A new study suggesting that the role of the physician gatekeeper in regard to physical therapy may be unnecessary in many cases could have significant implications for the U.S. health care system, according to the American Physical Therapy Association (APTA).
The study reviewed 62,707 episodes of physical therapy using non-Medicare claims data from a Midwest insurer over a 5-year period. Patients who visited a physical therapist directly for outpatient care (27%) had fewer visits and lower overall costs on average than those who were referred by a physician, while maintaining continuity of care within the overall medical system and showing no difference in health care use in the 60 days after the physical therapy episode.

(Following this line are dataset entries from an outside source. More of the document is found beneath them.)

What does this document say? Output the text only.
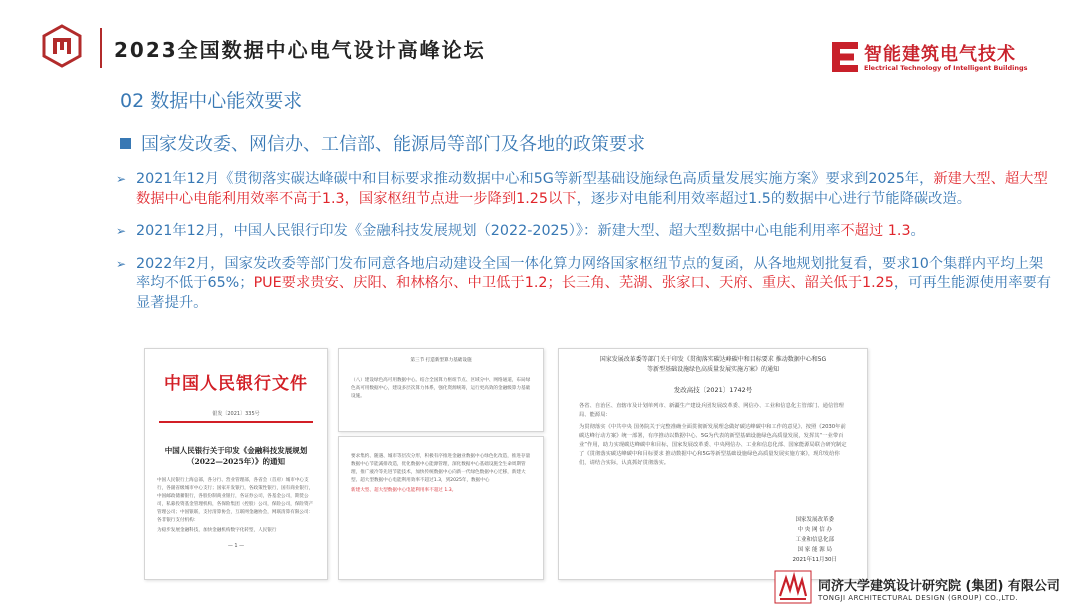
2023全国数据中心电气设计高峰论坛	智能建筑电气技术
Electrical Technology of Intelligent Buildings
02 数据中心能效要求
国家发改委、网信办、工信部、能源局等部门及各地的政策要求
➢ 2021年12月《贯彻落实碳达峰碳中和目标要求推动数据中心和5G等新型基础设施绿色高质量发展实施方案》要求到2025年，新建大型、超大型数据中心电能利用效率不高于1.3，国家枢纽节点进一步降到1.25以下，逐步对电能利用效率超过1.5的数据中心进行节能降碳改造。
➢ 2021年12月，中国人民银行印发《金融科技发展规划（2022-2025）》：新建大型、超大型数据中心电能利用率不超过 1.3。
➢ 2022年2月，国家发改委等部门发布同意各地启动建设全国一体化算力网络国家枢纽节点的复函，从各地规划批复看，要求10个集群内平均上架率均不低于65%；PUE要求贵安、庆阳、和林格尔、中卫低于1.2；长三角、芜湖、张家口、天府、重庆、韶关低于1.25，可再生能源使用率要有显著提升。
中国人民银行文件
银发〔2021〕335号
中国人民银行关于印发《金融科技发展规划（2022—2025年）》的通知
中国人民银行上海总部，各分行、营业管理部，各省会（首府）城市中心支行，各副省级城市中心支行；国家开发银行，各政策性银行，国有商业银行，中国邮政储蓄银行，各股份制商业银行，各证券公司，各基金公司，期货公司，私募投资基金管理机构，各保险集团（控股）公司，保险公司，保险资产管理公司；中国银联，支付清算协会，互联网金融协会，网联清算有限公司：各非银行支付机构：
为稳步发展金融科技，加快金融机构数字化转型，人民银行
— 1 —
第三节 打造新型算力基础设施
（八）建设绿色高可用数据中心。结合全国算力枢纽节点、区域分中、网络通道，布局绿色高可用数据中心，建设多层次算力体系，强化资源统筹，运行更高效的金融级算力基础设施。
要求集约、随遇、城市等层次分形，积极有序推进金融业数据中心绿色化改造，推进存量数据中心节能减排改造，优化数据中心能源管理，深化数据中心基础设施全生命周期管理，推广液冷等先进节能技术，加快传统数据中心向新一代绿色数据中心迁移，新建大型、超大型数据中心电能利用效率不超过1.3，到2025年，数据中心
新建大型、超大型数据中心电能利用率不超过 1.3。
国家发展改革委等部门关于印发《贯彻落实碳达峰碳中和目标要求 推动数据中心和5G等新型基础设施绿色高质量发展实施方案》的通知
发改高技〔2021〕1742号
各省、自治区、直辖市及计划单列市、新疆生产建设兵团发展改革委、网信办、工业和信息化主管部门、通信管理局、能源局：
为贯彻落实《中共中央 国务院关于完整准确全面贯彻新发展理念做好碳达峰碳中和工作的意见》、按照《2030年前碳达峰行动方案》统一部署，有序推动以数据中心、5G为代表的新型基础设施绿色高质量发展，发挥其“一业带百业”作用，助力实现碳达峰碳中和目标，国家发展改革委、中央网信办、工业和信息化部、国家能源局联合研究制定了《贯彻落实碳达峰碳中和目标要求 推动数据中心和5G等新型基础设施绿色高质量发展实施方案》，现印发给你们，请结合实际，认真抓好贯彻落实。
国家发展改革委
中 央 网 信 办
工业和信息化部
国 家 能 源 局
2021年11月30日
同济大学建筑设计研究院 (集团) 有限公司
TONGJI ARCHITECTURAL DESIGN (GROUP) CO.,LTD.
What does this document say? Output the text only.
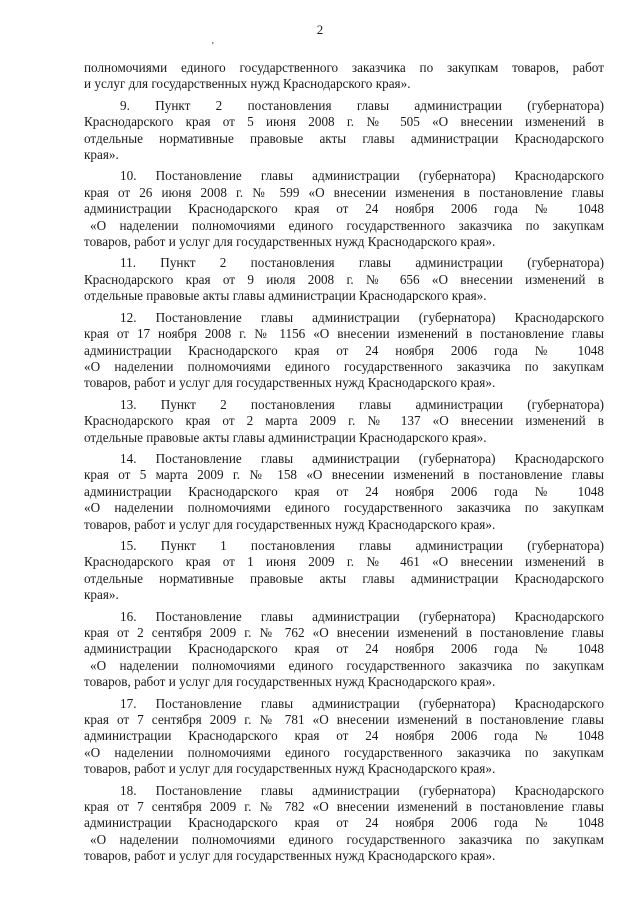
2
'
полномочиями единого государственного заказчика по закупкам товаров, работ
и услуг для государственных нужд Краснодарского края».
9. Пункт 2 постановления главы администрации (губернатора)
Краснодарского края от 5 июня 2008 г. № 505 «О внесении изменений в
отдельные нормативные правовые акты главы администрации Краснодарского
края».
10. Постановление главы администрации (губернатора) Краснодарского
края от 26 июня 2008 г. № 599 «О внесении изменения в постановление главы
администрации Краснодарского края от 24 ноября 2006 года № 1048
«О наделении полномочиями единого государственного заказчика по закупкам
товаров, работ и услуг для государственных нужд Краснодарского края».
11. Пункт 2 постановления главы администрации (губернатора)
Краснодарского края от 9 июля 2008 г. № 656 «О внесении изменений в
отдельные правовые акты главы администрации Краснодарского края».
12. Постановление главы администрации (губернатора) Краснодарского
края от 17 ноября 2008 г. № 1156 «О внесении изменений в постановление главы
администрации Краснодарского края от 24 ноября 2006 года № 1048
«О наделении полномочиями единого государственного заказчика по закупкам
товаров, работ и услуг для государственных нужд Краснодарского края».
13. Пункт 2 постановления главы администрации (губернатора)
Краснодарского края от 2 марта 2009 г. № 137 «О внесении изменений в
отдельные правовые акты главы администрации Краснодарского края».
14. Постановление главы администрации (губернатора) Краснодарского
края от 5 марта 2009 г. № 158 «О внесении изменений в постановление главы
администрации Краснодарского края от 24 ноября 2006 года № 1048
«О наделении полномочиями единого государственного заказчика по закупкам
товаров, работ и услуг для государственных нужд Краснодарского края».
15. Пункт 1 постановления главы администрации (губернатора)
Краснодарского края от 1 июня 2009 г. № 461 «О внесении изменений в
отдельные нормативные правовые акты главы администрации Краснодарского
края».
16. Постановление главы администрации (губернатора) Краснодарского
края от 2 сентября 2009 г. № 762 «О внесении изменений в постановление главы
администрации Краснодарского края от 24 ноября 2006 года № 1048
«О наделении полномочиями единого государственного заказчика по закупкам
товаров, работ и услуг для государственных нужд Краснодарского края».
17. Постановление главы администрации (губернатора) Краснодарского
края от 7 сентября 2009 г. № 781 «О внесении изменений в постановление главы
администрации Краснодарского края от 24 ноября 2006 года № 1048
«О наделении полномочиями единого государственного заказчика по закупкам
товаров, работ и услуг для государственных нужд Краснодарского края».
18. Постановление главы администрации (губернатора) Краснодарского
края от 7 сентября 2009 г. № 782 «О внесении изменений в постановление главы
администрации Краснодарского края от 24 ноября 2006 года № 1048
«О наделении полномочиями единого государственного заказчика по закупкам
товаров, работ и услуг для государственных нужд Краснодарского края».
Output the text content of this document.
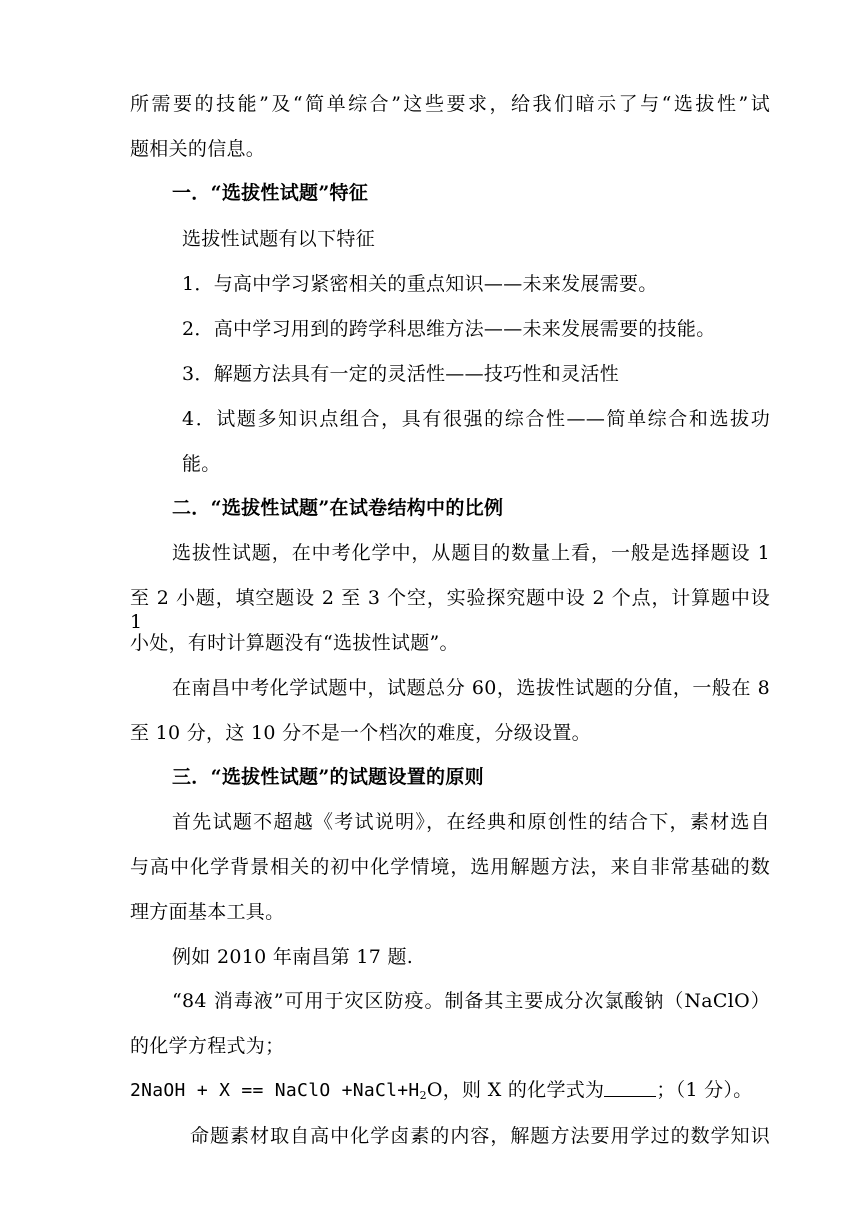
所需要的技能”及“简单综合”这些要求，给我们暗示了与“选拔性”试
题相关的信息。
一．“选拔性试题”特征
选拔性试题有以下特征
1．与高中学习紧密相关的重点知识——未来发展需要。
2．高中学习用到的跨学科思维方法——未来发展需要的技能。
3．解题方法具有一定的灵活性——技巧性和灵活性
4．试题多知识点组合，具有很强的综合性——简单综合和选拔功
能。
二．“选拔性试题”在试卷结构中的比例
选拔性试题，在中考化学中，从题目的数量上看，一般是选择题设 1
至 2 小题，填空题设 2 至 3 个空，实验探究题中设 2 个点，计算题中设 1
小处，有时计算题没有“选拔性试题”。
在南昌中考化学试题中，试题总分 60，选拔性试题的分值，一般在 8
至 10 分，这 10 分不是一个档次的难度，分级设置。
三．“选拔性试题”的试题设置的原则
首先试题不超越《考试说明》，在经典和原创性的结合下，素材选自
与高中化学背景相关的初中化学情境，选用解题方法，来自非常基础的数
理方面基本工具。
例如 2010 年南昌第 17 题.
“84 消毒液”可用于灾区防疫。制备其主要成分次氯酸钠（NaClO）
的化学方程式为；
2NaOH + X == NaClO $+NaCl+H_2O$，则 X 的化学式为	；（1 分）。
命题素材取自高中化学卤素的内容，解题方法要用学过的数学知识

The study is noteworthy because services delivered by physical therapists account for a significant portion of outpatient care costs in the United States, according to the study, and some health insurance plans require a physician referral for reimbursement of these services. In addition, although 46 states and the District of Columbia now allow some form of direct access to physical therapists, some of them nonetheless impose restrictions if patients have not been referred by a physician.
Physical therapists have long known that direct access to our services is safe and effective, R. Scott Ward, PT, PhD, APTA president stated in a press release. The elimination of referral requirements and other restrictions has been a priority of APTA for decades. This study provides further evidence that direct access to physical therapists could go a long way toward helping to make health care more affordable and accessible for all. We encourage researchers and insurers to continue to further investigate this important issue that could have a profound impact on patient care.
Led by Jane Pendergast, PhD, professor of biostatistics and director of the Center for Public Health Studies at the University of Iowa, the study retrospectively analyzed 5 years (2003-2007) of private health insurance claims data from a Midwest insurer on beneficiaries aged 18-64 in Iowa and South Dakota. Researchers found that self-referred patients had fewer physical therapy visits (86% of physician-referred) and lower allowable amounts ($0.87 for every $1.00 of physician-referred) during the episode of care, after adjusting for age, gender, diagnosis, illness severity, and calendar year. In addition, overall related health care use or care related to the problem for which physical therapy was received, but not physical therapy treatment was lower in the self-referred group after adjustment. Examples of this type of care might include physician services or diagnostic testing.
According to Rick Gawenda, PT, president of APTAs Section on Health Policy and Administration, the study should cause insurers and policymakers to rethink the physician gatekeeper concept when it comes to physical therapist services.
Evidence shows that, in the case of physical therapy, the physician gatekeeper model is doing exactly the opposite of what it was originally designed to do; it does not reduce ineffective and duplicate care nor reduce health care costs, Gawenda stated in a press release. Its time to end the physician referral requirement in every state, and it's time for all payers to embrace direct access to physical therapists."
In summary, our findings do not support the assertion that self-referral leads to overuse of care or discontinuity in care, based on a very large population of individuals in a common private health insurance plan with no requirement for PT [physical therapy] referral or prohibition on patient self-referral, the authors wrote. We consistently found lower use in the self-referral group, after adjusting for key demographic variables, diagnosis group, and case mix. We also found that individuals in both groups were similarly engaged with the medical care system during their course of care and afterwards.